By 1500hrs we were ready for sea and made our way to the sea lock which opens to the Firth of Moray. By 1630hrs we were through the swing bridge and locks and on our way to Lossiemouth with an ETA of 2130hrs. Graham had contacted the harbour master Charlie Cranfield who is the brother of Laurie Cranfield a good friend of Graham’s. Charlie is also a Kiwi and a yachtsman and we could sail past his ‘gate’ without calling in. This was Milan’s first voyage in open water and he was a little apprehensive. We had an excellent breeze of just over 20 knots and off we went with a double reef in the main and a full headsail. Meg was loving it and with wind on the beam we were soon making 8 knots of boat speed. Milan did well for the first half and then perhaps spent a little too long below decks changing clothes for when he emerged he was not feeling great. Well even the admiral of the fleet will occasionally experience ‘Mal de Mer’!


We arrived on time and our instructions were to find any berth available on the south side of the harbour. It was very tight in the fairway but we managed to berth without incident. Milan was very impressed with the captain’s boat handling skills.

As most restaurants in Britain shut down the kitchen at 2100 hrs we had cooked aboard while sailing and so we ate Bangers and Mash as soon as Meg was secure. Milan had an early start the following morning. He had to catch a bus to Elgin and then another bus to Aberdeen and a flight to Paris the following day. We said our goodbyes and thanked Milan for all the cooking he had done while aboard and he said he had really enjoyed the time on Meg – and then we were two!


Charlie came down to see us the next morning and welcomed us to Lossiemouth. He asked us if we needed anything for Meg and we mentioned a gas bottle refill plus we would like to make a new shelf above the navigation station. Charlie was a boat builder before setting off on a circumnavigation of the planet so I thought after 5 years in Lossiemouth he would know where to find the timber we needed for this project. Not only was he very helpful in directing us to the right businesses he also loaned us his car to drive to Elgin. Thanks Charlie. Well we accomplished much more than expected that day.The joiner we went to see took our cardboard pattern of the shelf and within two hours had cut out the mahogany shelf, rebated and bull nosed the fiddle( the fiddle is the fence or retaining strip around the edge of the shelf that stops items flying around the yacht when heeled over under sail) and glued it all together.


By next morning I had applied two coats of stained varnish and Graham had installed it.
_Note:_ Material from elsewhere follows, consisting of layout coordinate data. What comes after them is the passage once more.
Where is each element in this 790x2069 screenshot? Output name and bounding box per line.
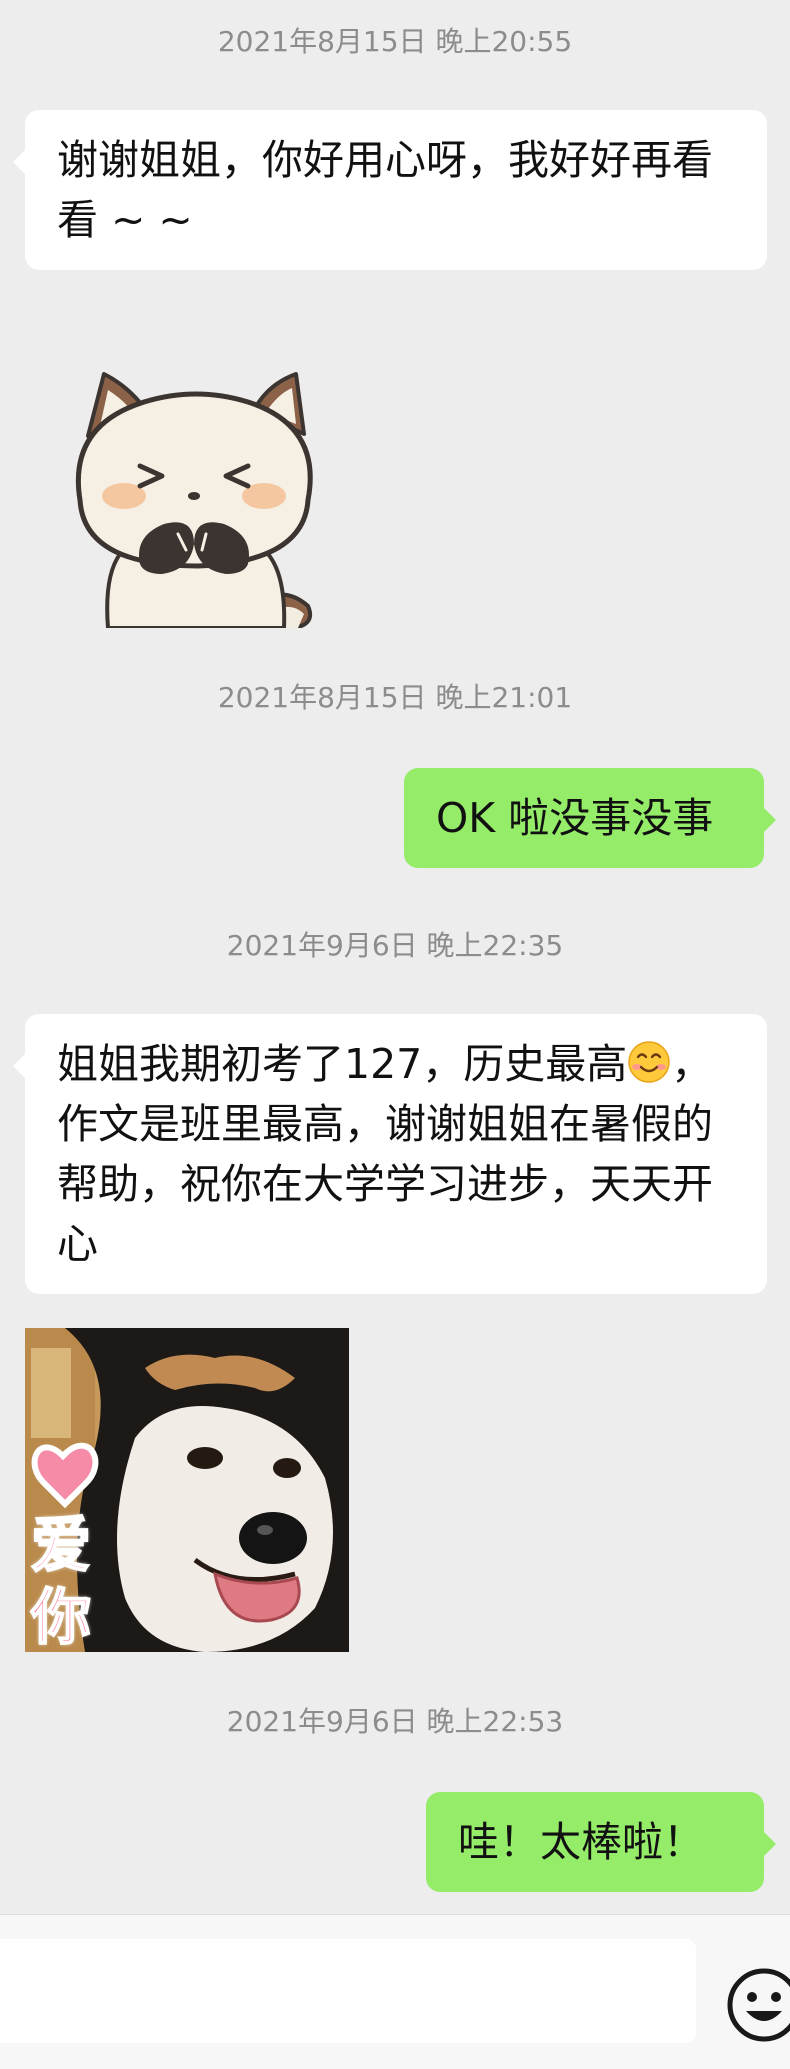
message-text: 哇！太棒啦！	[458, 1818, 704, 1866]
message-text: 谢谢姐姐，你好用心呀，我好好再看看 ~ ~	[57, 136, 713, 244]
smiling-face-emoji-icon	[627, 1040, 671, 1084]
sent-message-bubble[interactable]: OK 啦没事没事	[404, 768, 776, 868]
chat-input-bar	[0, 1914, 790, 2069]
message-text: 姐姐我期初考了127，历史最高	[57, 1040, 628, 1088]
timestamp: 2021年8月15日 晚上20:55	[217, 25, 573, 58]
shiba-dog-sticker[interactable]: 爱你	[25, 1328, 349, 1654]
timestamp: 2021年9月6日 晚上22:53	[226, 1705, 564, 1738]
sent-message-bubble[interactable]: 哇！太棒啦！	[426, 1792, 776, 1892]
message-input[interactable]	[0, 1939, 696, 2043]
smiley-face-icon[interactable]	[724, 1965, 790, 2045]
chat-area: 2021年8月15日 晚上20:55 谢谢姐姐，你好用心呀，我好好再看看 ~ ~	[0, 0, 790, 1914]
message-text: OK 啦没事没事	[436, 794, 714, 842]
cartoon-dog-sticker[interactable]	[58, 366, 330, 630]
cartoon-dog-covering-mouth-icon	[75, 372, 313, 630]
received-message-bubble[interactable]: 谢谢姐姐，你好用心呀，我好好再看看 ~ ~	[13, 110, 767, 270]
timestamp: 2021年9月6日 晚上22:35	[226, 929, 564, 962]
timestamp: 2021年8月15日 晚上21:01	[217, 681, 573, 714]
received-message-bubble[interactable]: 姐姐我期初考了127，历史最高 ，作文是班里最高，谢谢姐姐在暑假的帮助，祝你在大学…	[13, 1014, 767, 1294]
sticker-caption: 爱你	[30, 1510, 92, 1654]
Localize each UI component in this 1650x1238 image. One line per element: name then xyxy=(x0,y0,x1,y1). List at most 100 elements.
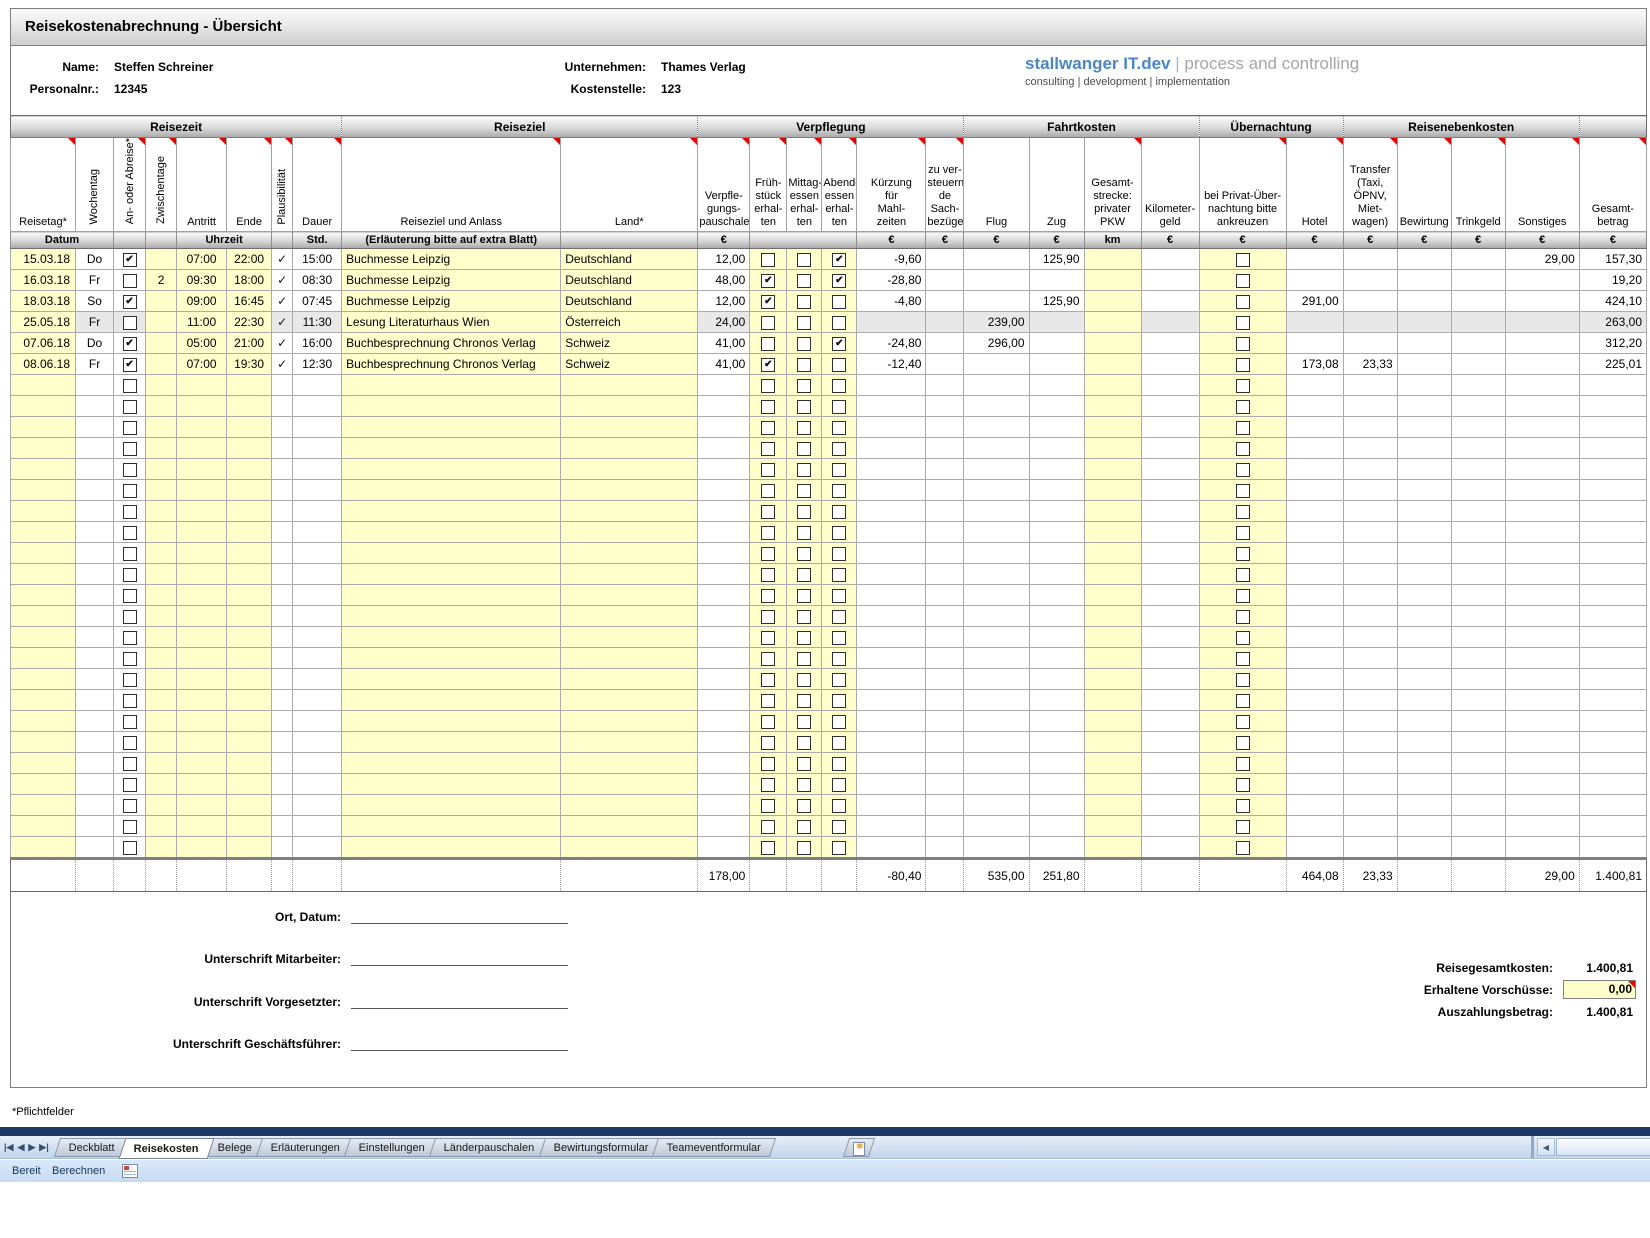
cell-ende[interactable] xyxy=(227,837,272,859)
checkbox-abendessen[interactable] xyxy=(832,463,846,477)
checkbox-privat_uebernachtung[interactable] xyxy=(1236,400,1250,414)
checkbox-fruehstueck[interactable] xyxy=(761,316,775,330)
cell-zwischentage[interactable] xyxy=(146,438,177,459)
checkbox-an_abreise[interactable] xyxy=(123,463,137,477)
cell-reisetag[interactable] xyxy=(11,732,76,753)
insert-sheet-tab[interactable]: ✱ xyxy=(843,1138,875,1157)
cell-zwischentage[interactable] xyxy=(146,249,177,270)
checkbox-mittagessen[interactable] xyxy=(797,652,811,666)
cell-ende[interactable] xyxy=(227,606,272,627)
cell-ende[interactable] xyxy=(227,564,272,585)
hscroll-thumb[interactable] xyxy=(1556,1138,1650,1156)
checkbox-mittagessen[interactable] xyxy=(797,337,811,351)
sheet-tab-teameventformular[interactable]: Teameventformular xyxy=(652,1138,776,1157)
checkbox-privat_uebernachtung[interactable] xyxy=(1236,505,1250,519)
cell-zwischentage[interactable] xyxy=(146,291,177,312)
cell-reisetag[interactable] xyxy=(11,711,76,732)
cell-zwischentage[interactable]: 2 xyxy=(146,270,177,291)
cell-gesamtstrecke[interactable] xyxy=(1084,480,1141,501)
cell-zwischentage[interactable] xyxy=(146,333,177,354)
cell-gesamtstrecke[interactable] xyxy=(1084,774,1141,795)
cell-reisetag[interactable]: 07.06.18 xyxy=(11,333,76,354)
checkbox-fruehstueck[interactable] xyxy=(761,547,775,561)
checkbox-abendessen[interactable] xyxy=(832,526,846,540)
cell-gesamtstrecke[interactable] xyxy=(1084,837,1141,859)
checkbox-fruehstueck[interactable] xyxy=(761,694,775,708)
checkbox-abendessen[interactable] xyxy=(832,421,846,435)
checkbox-mittagessen[interactable] xyxy=(797,316,811,330)
cell-land[interactable]: Österreich xyxy=(561,312,698,333)
cell-ende[interactable] xyxy=(227,732,272,753)
checkbox-privat_uebernachtung[interactable] xyxy=(1236,778,1250,792)
cell-ende[interactable]: 16:45 xyxy=(227,291,272,312)
cell-reisetag[interactable]: 15.03.18 xyxy=(11,249,76,270)
cell-antritt[interactable] xyxy=(177,816,227,837)
checkbox-mittagessen[interactable] xyxy=(797,631,811,645)
cell-reiseziel[interactable]: Buchmesse Leipzig xyxy=(342,291,561,312)
cell-land[interactable] xyxy=(561,606,698,627)
cell-antritt[interactable] xyxy=(177,417,227,438)
cell-gesamtstrecke[interactable] xyxy=(1084,438,1141,459)
ort-datum-line[interactable] xyxy=(351,905,568,924)
checkbox-abendessen[interactable] xyxy=(832,841,846,855)
checkbox-mittagessen[interactable] xyxy=(797,715,811,729)
cell-ende[interactable] xyxy=(227,585,272,606)
cell-reisetag[interactable] xyxy=(11,648,76,669)
checkbox-fruehstueck[interactable] xyxy=(761,610,775,624)
checkbox-fruehstueck[interactable] xyxy=(761,253,775,267)
cell-gesamtstrecke[interactable] xyxy=(1084,648,1141,669)
cell-reisetag[interactable]: 08.06.18 xyxy=(11,354,76,375)
cell-reiseziel[interactable] xyxy=(342,459,561,480)
cell-ende[interactable] xyxy=(227,690,272,711)
checkbox-an_abreise[interactable] xyxy=(123,316,137,330)
cell-ende[interactable] xyxy=(227,648,272,669)
cell-ende[interactable] xyxy=(227,753,272,774)
cell-reiseziel[interactable]: Buchmesse Leipzig xyxy=(342,249,561,270)
cell-antritt[interactable] xyxy=(177,711,227,732)
cell-gesamtstrecke[interactable] xyxy=(1084,795,1141,816)
cell-reiseziel[interactable] xyxy=(342,438,561,459)
cell-zwischentage[interactable] xyxy=(146,564,177,585)
cell-reiseziel[interactable]: Lesung Literaturhaus Wien xyxy=(342,312,561,333)
cell-zwischentage[interactable] xyxy=(146,648,177,669)
checkbox-abendessen[interactable] xyxy=(832,442,846,456)
cell-reisetag[interactable] xyxy=(11,501,76,522)
checkbox-privat_uebernachtung[interactable] xyxy=(1236,736,1250,750)
cell-gesamtstrecke[interactable] xyxy=(1084,291,1141,312)
checkbox-mittagessen[interactable] xyxy=(797,358,811,372)
cell-ende[interactable] xyxy=(227,543,272,564)
cell-antritt[interactable] xyxy=(177,627,227,648)
checkbox-fruehstueck[interactable] xyxy=(761,673,775,687)
cell-land[interactable]: Schweiz xyxy=(561,354,698,375)
checkbox-an_abreise[interactable] xyxy=(123,694,137,708)
cell-land[interactable] xyxy=(561,543,698,564)
checkbox-abendessen[interactable]: ✔ xyxy=(832,253,846,267)
checkbox-mittagessen[interactable] xyxy=(797,589,811,603)
checkbox-abendessen[interactable] xyxy=(832,799,846,813)
cell-reiseziel[interactable] xyxy=(342,732,561,753)
checkbox-an_abreise[interactable] xyxy=(123,526,137,540)
cell-antritt[interactable] xyxy=(177,837,227,859)
checkbox-abendessen[interactable] xyxy=(832,379,846,393)
checkbox-fruehstueck[interactable] xyxy=(761,631,775,645)
checkbox-mittagessen[interactable] xyxy=(797,253,811,267)
tab-nav-next-icon[interactable]: ▶ xyxy=(28,1140,35,1154)
checkbox-privat_uebernachtung[interactable] xyxy=(1236,694,1250,708)
cell-reisetag[interactable] xyxy=(11,606,76,627)
cell-zwischentage[interactable] xyxy=(146,690,177,711)
cell-reisetag[interactable] xyxy=(11,795,76,816)
cell-reisetag[interactable]: 18.03.18 xyxy=(11,291,76,312)
checkbox-mittagessen[interactable] xyxy=(797,799,811,813)
cell-reiseziel[interactable] xyxy=(342,711,561,732)
cell-land[interactable] xyxy=(561,522,698,543)
checkbox-an_abreise[interactable] xyxy=(123,820,137,834)
cell-antritt[interactable] xyxy=(177,732,227,753)
checkbox-an_abreise[interactable] xyxy=(123,379,137,393)
checkbox-abendessen[interactable] xyxy=(832,652,846,666)
cell-reiseziel[interactable] xyxy=(342,396,561,417)
cell-ende[interactable] xyxy=(227,417,272,438)
cell-antritt[interactable] xyxy=(177,753,227,774)
checkbox-mittagessen[interactable] xyxy=(797,547,811,561)
checkbox-mittagessen[interactable] xyxy=(797,736,811,750)
cell-land[interactable] xyxy=(561,669,698,690)
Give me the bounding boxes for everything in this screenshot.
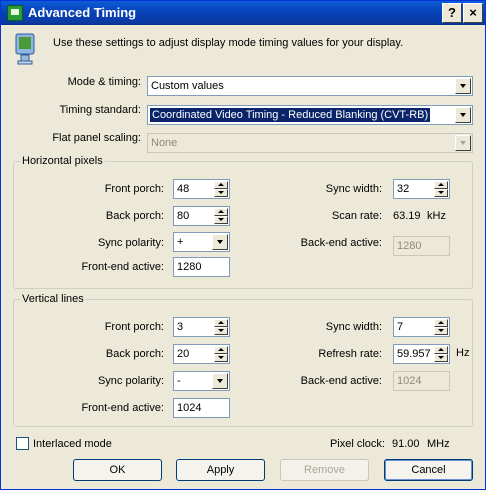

A story with a happy ending. To have that done in a Mediterranean country would have taken a week.

We met with Charlie in the evening and he showed us his yacht which had just had a copper epoxy antifoul applied which is supposed to last for 10 – 15 years. We also saw the clever travel lift built by Swedes which drives down a ramp on remotes and picks up the boat/yacht to retrieve it out of the water. The engines breath through a snorkel and are in a watertight compartment and they power the hydraulic system.



That night we went to a pub that looks out over the coastline and was screening the FIFA World Cup soccer. We arrived at 2055 hrs only to be told the kitchen had just closed and it was “Big Steak Thursday”!! Well a packet of peanuts with the Guinness doesn’t quite cut the mustard but we persevered.

We caught the tide the next morning at 0930hrs and set sail for Aberdeen in 22 knots of breeze with wind over the port quarter. We used the whisker pole to pole out the genoa on the same side as the main and we were off – Meg with the bit between her teeth! It was the fastest leg of the voyage so far averaging around 7.5 knots and often hitting speeds of 8.9 knots. The sea was a little rough in the beginning but settled down to slight seas and Meg knifed through the water even when the wind dropped off somewhat. We docked in the commercial harbour of Aberdeen around 2130hrs with just Graham and I aboard.


On VHF Channel 12 ” Aberdeen Harbour, Aberdeen Harbour this is the sailing vessel ‘Roaring Meg’ Zulu Mike Alpha 4050 do you copy over?”

Reply “Roger captain this is Aberdeen Harbour how can we help sir, over.”

“I wish to request a berth for my yacht sir”

” We do not usually deal with yachts sir however we will find a berth for you however it may be a little rough and ready over”

” No problem sir as we are both farm boys and will be happy with whatever you have available.”

” Very well captain then please stand off the entrance until this convoy of ships have left and then we will bring you in, over.”

As I write we are docked next to a wet fish store and it is a little smelly but very close to the Main Street of Aberdeen. There is a very nice bistro just across the street called ‘Bistro 210’. We have to leave a lot of slack in our mooring lines as there is a 5 metre tide here and we do not wish to ‘hang’ Roaring Meg! We are surrounded with oilfield supply companies and workboats and we are the only yacht in the harbour. The harbour staff are very friendly.

Yesterday morning we were up early and off to the Casino – no it was not to gamble but rather to watch rugby again and the casino was one of the few places open with Sky TV. It was a good game and a great result for the All Blacks beating England 36. – 13. Go the Blacks!